RIDERE_ (65 articoli)

Recensioni dei migliori film commedia usciti al cinema e per il mercato home video.

  • Dracula cerca sangue vergine… e morì di sete: il decamerotico horror di Margheriti

    Dracula cerca sangue vergine… e morì di sete: il decamerotico horror di Margheriti

    Il conte Dracula arriva nel nostro paese durante gli anni 30, assieme al suo insopportabile assistente, alla ricerca di ciò che in Romania sembra essere molto poco diffuso: giovani fanciulle senza alcuna esperienza in campo sessuale.

    In breve. Un film di Antonio Margheriti (sotto pseudonimo) che propone una variante, a tasso leggermente più erotico della media, al mito del celebre vampiro.
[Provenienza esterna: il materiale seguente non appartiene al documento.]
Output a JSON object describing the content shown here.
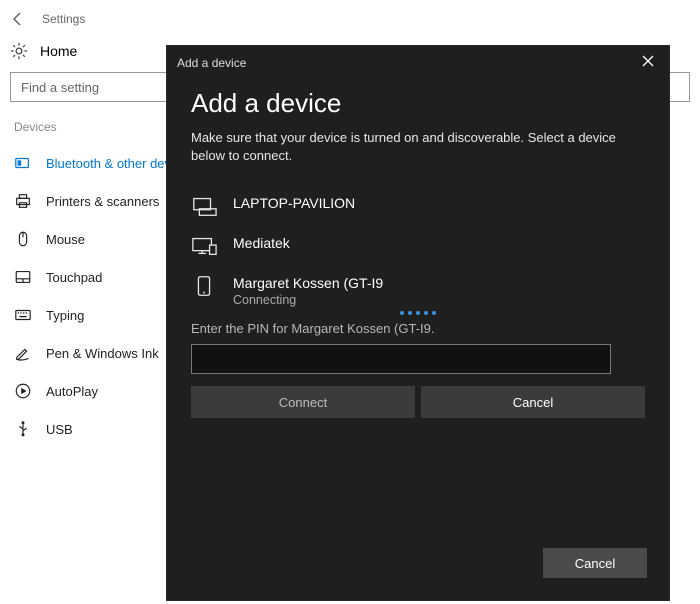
{
  "topbar": {
    "title": "Settings"
  },
  "home": {
    "label": "Home"
  },
  "search": {
    "placeholder": "Find a setting"
  },
  "sidebar": {
    "section_label": "Devices",
    "items": [
      {
        "label": "Bluetooth & other dev",
        "icon": "bluetooth-icon",
        "active": true
      },
      {
        "label": "Printers & scanners",
        "icon": "printer-icon"
      },
      {
        "label": "Mouse",
        "icon": "mouse-icon"
      },
      {
        "label": "Touchpad",
        "icon": "touchpad-icon"
      },
      {
        "label": "Typing",
        "icon": "keyboard-icon"
      },
      {
        "label": "Pen & Windows Ink",
        "icon": "pen-icon"
      },
      {
        "label": "AutoPlay",
        "icon": "autoplay-icon"
      },
      {
        "label": "USB",
        "icon": "usb-icon"
      }
    ]
  },
  "dialog": {
    "titlebar": "Add a device",
    "heading": "Add a device",
    "subtext": "Make sure that your device is turned on and discoverable. Select a device below to connect.",
    "devices": [
      {
        "name": "LAPTOP-PAVILION",
        "icon": "laptop-icon"
      },
      {
        "name": "Mediatek",
        "icon": "display-icon"
      },
      {
        "name": "Margaret Kossen (GT-I9",
        "icon": "phone-icon",
        "status": "Connecting"
      }
    ],
    "pin_prompt": "Enter the PIN for Margaret Kossen (GT-I9.",
    "pin_value": "",
    "connect_label": "Connect",
    "cancel_label": "Cancel",
    "bottom_cancel": "Cancel"
  }
}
Un film di vecchia scuola, influenzato dal gotico italiano ed incentrato interamente sulla ricerca di una giovane vergine italiana per sopravvivere. Grottesco e, quando necessario, sul filone del decamerotico.

    Come si può immaginare, il plot è uno scenario ideale per mostrare fanciulle vogliose di avventure erotiche, in molti casi represse dall’ambiente in cui vivono: le scene di nudo non sono poche, unite a  qualche momento di sesso per l’epoca piuttosto esplicito. Non mancano spunti ironici che rendono il film tutto sommato gradevole. L’atmosfera è puramente settantiana sia nell’ambientazione che nei velati riferimenti politici, espressi ad esempio nella figura del contadino dal bell’aspetto che se la intende con una delle giovani nobildonne. Tanto più significativa dato che nella casetta dove si appartano capeggia una falce e martello disegnata sul muro! Il film sembra dunque avere una doppia lettura: da un lato una metafora della borghesia (la nobiltà, esasperata nella figura di Dracula) che ha bisogno di sangue puro per sopravvivere (il contadino sfruttato, le fanciulle apparentemente innocenti); dall’altra, il perbenismo della maggioranza che cerca di sedurre i facinorosi con lusinghe irrinunciabili (il sesso tra nobildonna ed il contadino).

    “Non ricominciare con il socialismo! Lo sai che mi annoia a morte…”

    Esmeralda, Rubinia , Perla e Sapphiria sono le quattro figlie di nobile famiglia rigidamente cattolica, che nascondono uno strato di vizi insospettabili. Il mito del vampiro, del resto, non consentiva ampi margini di invenzione: Udo Kier è convincente nella parte del conte, mentre il film probabilmente rischia di annoiare un po’ lo spettatore moderno, per via del suo rallentamento (non diverso, per la verità, dalla media del gotico italiano). Ad ogni modo il gore estremo della scena finale vale il prezzo dell’allora biglietto (o del DVD, per i temerari di oggi).

    Per la cronaca, inoltre, si tratta dell’ultima apparizione sullo schermo del grande Vittorio De Sica: tutto sommato godibile, ben realizzato e divertente, anche se leggermente prolisso.

  • Il moralista: Alberto Sordi è l’irreprensibile Agostino

    Il moralista: Alberto Sordi è l’irreprensibile Agostino

    Alberto Sordi interpreta un irreprensibile (solo in apparenza) segretario dell’Ufficio Internazionale della Moralità, un puritano ed intransigente personaggio che fa chiudere locali, censura pubblicità e non transige sul proprio dovere di censore.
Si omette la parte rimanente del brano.